Господи, помилуй мя грешного!»

– Ну, Корней! – Лука Говорун меж тем вскочил на ноги. – Вот же етит! Слава!

– Слава!!! – заорало общество.

«Ну, понеслось… Завтра голова в дверь не пройдёт…»

– Благодарствую, братие и дружина! – воевода поднялся, дал отгреметь приветственным крикам, потом оглядел притихших сотрапезников, обернулся к Луке и подмигнул ему: – А ты, Лука, чего поперёд батьки вылез? Так в глотке пересохло?

«Братие и дружина? Так обращаются к войску и синкилиту здешние архонты – князья. Эпарх оговорился случайно? Не думаю. И пирующие тоже – вон как притихли. А ещё Кирилл навсегда провёл черту между собой и ими – он более не первый среди равных, он над ними. Проглотят или нет?»

Говорун напрягся, шевельнул рыжими длиннющими усами…

«Таракан! Как Бог свят – таракан!»

Пауза затянулась. Лука изо всех сил старался совладать с собой. Получалось плохо. Но он сумел. Поднялся. Развёл руками:

– Да сил уж не было тебя ждать, боярин Корней! Сына породил, а всё в углу сычём сидишь! Да тебе плясать надо! Ну, винюсь, прости!

Воевода распахнул руки и сгрёб своего первого лейтенанта[119] в объятия, демонстрируя исчерпание инцендента, выпустил и обернулся к собравшимся:

– Братие и дружина! – и взял театральную паузу…

«Прими моё восхищение, эпарх Кирилл! Это сделано красиво! А твой заместитель тебе подыгрывал, или как? Похоже, что «или как» – вон как желваками играл и усами шевелил!

Так ты сейчас в первую голову его смирял? И смирил, однако. Пока смирил, но смотри за аллагионом Лукой в три глаза, эпарх»!

А «братие и дружина» смотрели меж тем на своего воеводу во все глаза, ожидая слова…

«Итак, эпарх Кирилл, здесь и сейчас твои друнгарии[120] и синкилитики[121], словом, все, кого надо всегда держать на виду. И враги, и друзья. Ну что ж, разумно – говорят же в Палатии «Держи друга близко, а врага ещё ближе». Некоторое открытие в том, что среди достойных внимания немало и «малых сих» – ремесленников, а не воинов. А уж что среди них оказался этот ходячий лысый геморрой Сучок, и вовсе открытие. Ну и поздравляю, Макарий, – тебя признали за силу, ибо случайных людей за этим столом нет!»

– Сын у меня родился! – отчеканил в нависшей тишине Корней. – О чём при всех и объявляю и сына признаю законным! Родился Лисовин. Прибавилось в первом в Погрынье роду мужей! Долгих лет и ему, и роду, и матери его!

– Слава! – торжественно и сурово отозвались сотрапезники и приложились к посудинам.

Боярин-воевода с достоинством поклонился, распрямился и кивнул, давая понять, что всё – можно.
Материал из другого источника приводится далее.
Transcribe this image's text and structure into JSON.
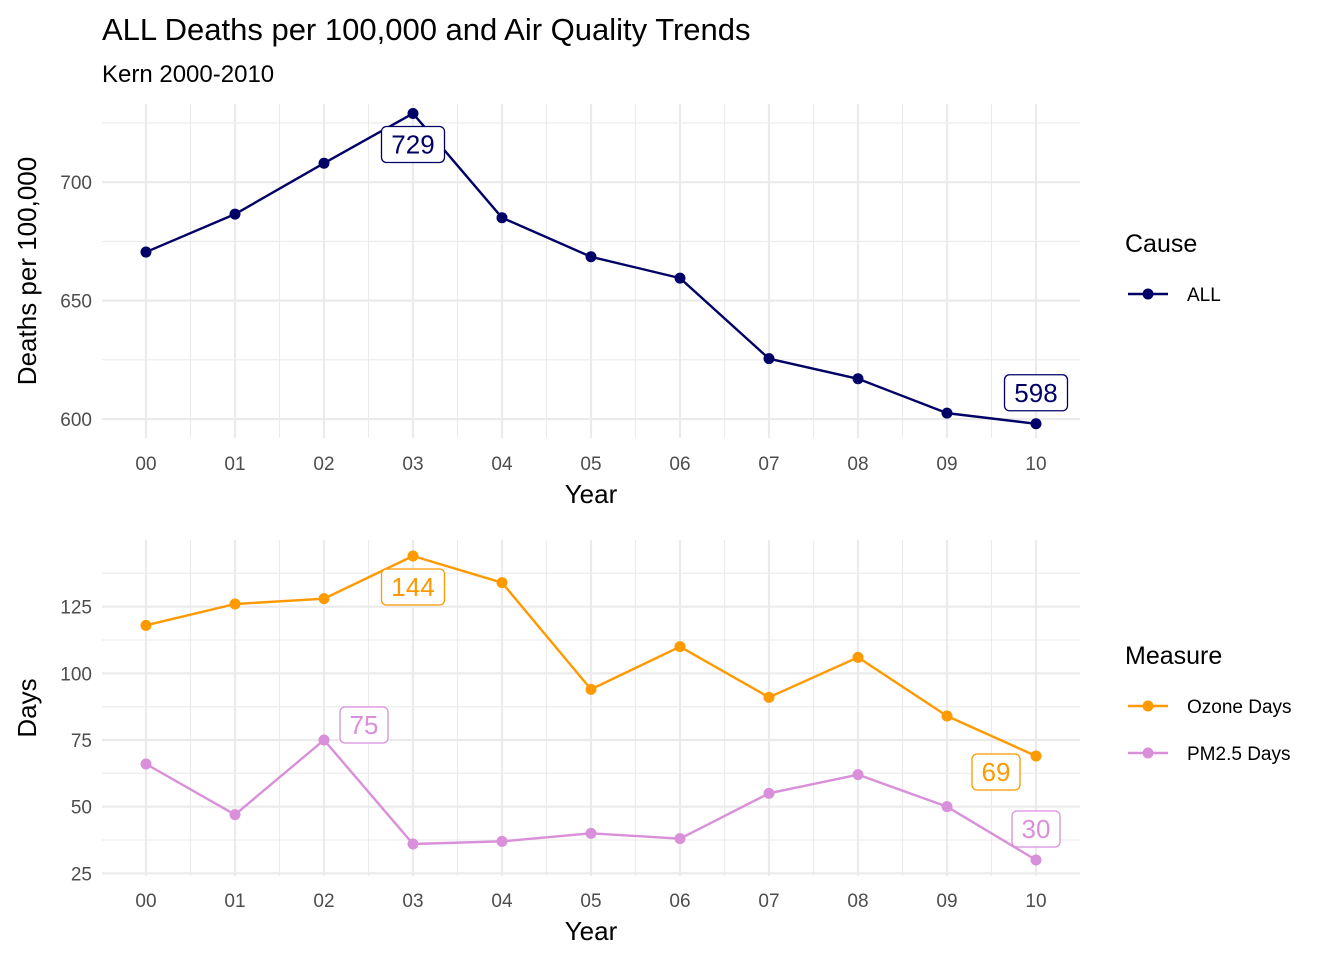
{
  "title": "ALL Deaths per 100,000 and Air Quality Trends",
  "subtitle": "Kern 2000-2010",
  "chart_data": [
    {
      "type": "line",
      "x": [
        "00",
        "01",
        "02",
        "03",
        "04",
        "05",
        "06",
        "07",
        "08",
        "09",
        "10"
      ],
      "xlabel": "Year",
      "ylabel": "Deaths per 100,000",
      "ylim": [
        592,
        733
      ],
      "yticks": [
        600,
        650,
        700
      ],
      "grid": true,
      "legend": {
        "title": "Cause",
        "placement": "right"
      },
      "series": [
        {
          "name": "ALL",
          "color": "#000066",
          "values": [
            670.5,
            686.5,
            708,
            729,
            685,
            668.5,
            659.5,
            625.5,
            617,
            602.5,
            598
          ]
        }
      ],
      "annotations": [
        {
          "series": 0,
          "index": 3,
          "text": "729",
          "pos": "below"
        },
        {
          "series": 0,
          "index": 10,
          "text": "598",
          "pos": "above"
        }
      ]
    },
    {
      "type": "line",
      "x": [
        "00",
        "01",
        "02",
        "03",
        "04",
        "05",
        "06",
        "07",
        "08",
        "09",
        "10"
      ],
      "xlabel": "Year",
      "ylabel": "Days",
      "ylim": [
        24,
        150
      ],
      "yticks": [
        25,
        50,
        75,
        100,
        125
      ],
      "grid": true,
      "legend": {
        "title": "Measure",
        "placement": "right"
      },
      "series": [
        {
          "name": "Ozone Days",
          "color": "#ff9900",
          "values": [
            118,
            126,
            128,
            144,
            134,
            94,
            110,
            91,
            106,
            84,
            69
          ]
        },
        {
          "name": "PM2.5 Days",
          "color": "#d98fd9",
          "values": [
            66,
            47,
            75,
            36,
            37,
            40,
            38,
            55,
            62,
            50,
            30
          ]
        }
      ],
      "annotations": [
        {
          "series": 0,
          "index": 3,
          "text": "144",
          "pos": "below"
        },
        {
          "series": 0,
          "index": 10,
          "text": "69",
          "pos": "below-left"
        },
        {
          "series": 1,
          "index": 2,
          "text": "75",
          "pos": "above-right"
        },
        {
          "series": 1,
          "index": 10,
          "text": "30",
          "pos": "above"
        }
      ]
    }
  ]
}
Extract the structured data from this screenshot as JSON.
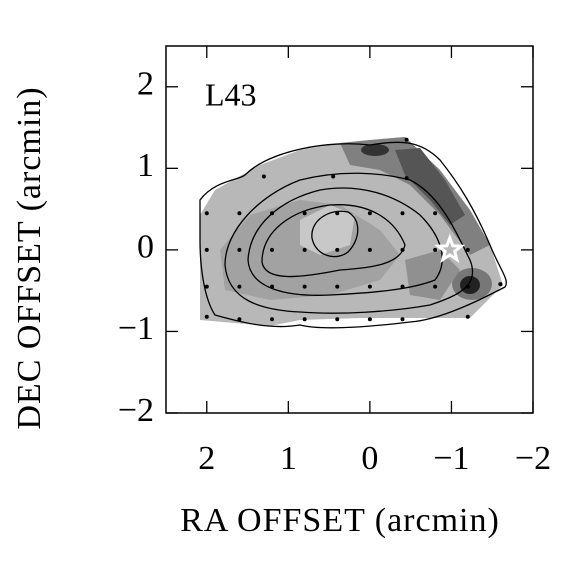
{
  "chart_data": {
    "type": "scatter",
    "annotation": "L43",
    "xlabel": "RA OFFSET (arcmin)",
    "ylabel": "DEC OFFSET (arcmin)",
    "xlim": [
      2.5,
      -2
    ],
    "ylim": [
      -2,
      2.5
    ],
    "xticks": [
      2,
      1,
      0,
      {
        "value": -1,
        "label": "−1"
      },
      {
        "value": -2,
        "label": "−2"
      }
    ],
    "yticks": [
      {
        "value": -2,
        "label": "−2"
      },
      {
        "value": -1,
        "label": "−1"
      },
      0,
      1,
      2
    ],
    "points": {
      "x": [
        -0.45,
        1.3,
        0.45,
        -0.45,
        2.0,
        1.6,
        1.2,
        0.8,
        0.4,
        0,
        -0.4,
        -0.8,
        2.0,
        1.6,
        1.2,
        0.8,
        0.4,
        0,
        -0.4,
        -0.8,
        -1.2,
        2.0,
        1.6,
        1.2,
        0.8,
        0.4,
        0,
        -0.4,
        -0.8,
        -1.2,
        -1.6,
        2.0,
        1.6,
        1.2,
        0.8,
        0.4,
        0,
        -0.4,
        -1.2
      ],
      "y": [
        1.35,
        0.9,
        0.9,
        0.88,
        0.45,
        0.45,
        0.45,
        0.45,
        0.45,
        0.45,
        0.45,
        0.45,
        0,
        0,
        0,
        0,
        0,
        0,
        0,
        0,
        0,
        -0.45,
        -0.45,
        -0.45,
        -0.45,
        -0.45,
        -0.45,
        -0.45,
        -0.45,
        -0.45,
        -0.42,
        -0.82,
        -0.85,
        -0.85,
        -0.85,
        -0.85,
        -0.85,
        -0.85,
        -0.82
      ],
      "color": "#000000"
    },
    "star": {
      "x": -0.98,
      "y": 0.0,
      "color": "#ffffff"
    }
  }
}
И понеслось…

* * *

Отец Меркурий поковырял пальцем в ухе – вроде звон уменьшился, но не ушёл совсем. Ещё бы, когда тебе в самое ухо разухабистую песню исполняет человек по прозвищу Говорун, недолго и оглохнуть.

И песня всем хороша: и весёлая, и к месту, и запоминается влёт, жаль только, что приличных слов в ней два или три в самом начале. И прославляет она, так сказать, плодородие. Во всех его проявлениях и со всеми подробностями. Так что орать её во всё горло священнику вроде бы и не стоит. Но собравшимся, похоже, такие человеческие слабости отца духовного пришлись по вкусу – священник не раз удостаивался и одобрительных кивков, и уважительных взглядов. Да и в общий разговор его затянули со всем уважением, часто привлекая в качестве арбитра в застольных спорах или апеллируя к его мнению.

Вот только воевода время от времени подпускал колкости, и отцу Меркурию совсем не по-христиански очень хотелось немного сквитаться.

«Н-да, неисповедимы пути твои, Господи! Священник, пьянствующий наравне с ними, во время до самого нутра языческого пира, завоевал уважение Христовых воинов… Малака!

Но что там эпарх-то наш говорит, а? Та-а-ак! Вот и сквитаемся! Кирилл намерен жениться на своей конкубине[122]… Это хорошо! Ты даже не понимаешь, эпарх Кирилл, как это хорошо для меня – твой внук и мой поднадзорный после этого акта окончательно лишится надежд на здешнее наследство и просто вынужден будет ворваться в большой мир!»

– А ведь ты кое о чём забыл объявить, воевода Кирилл, – тихо, но так, чтобы слышали самые ближайшие, произнёс священник.

– Кхе, объясни, – прищурился Корней вполне себе трезво.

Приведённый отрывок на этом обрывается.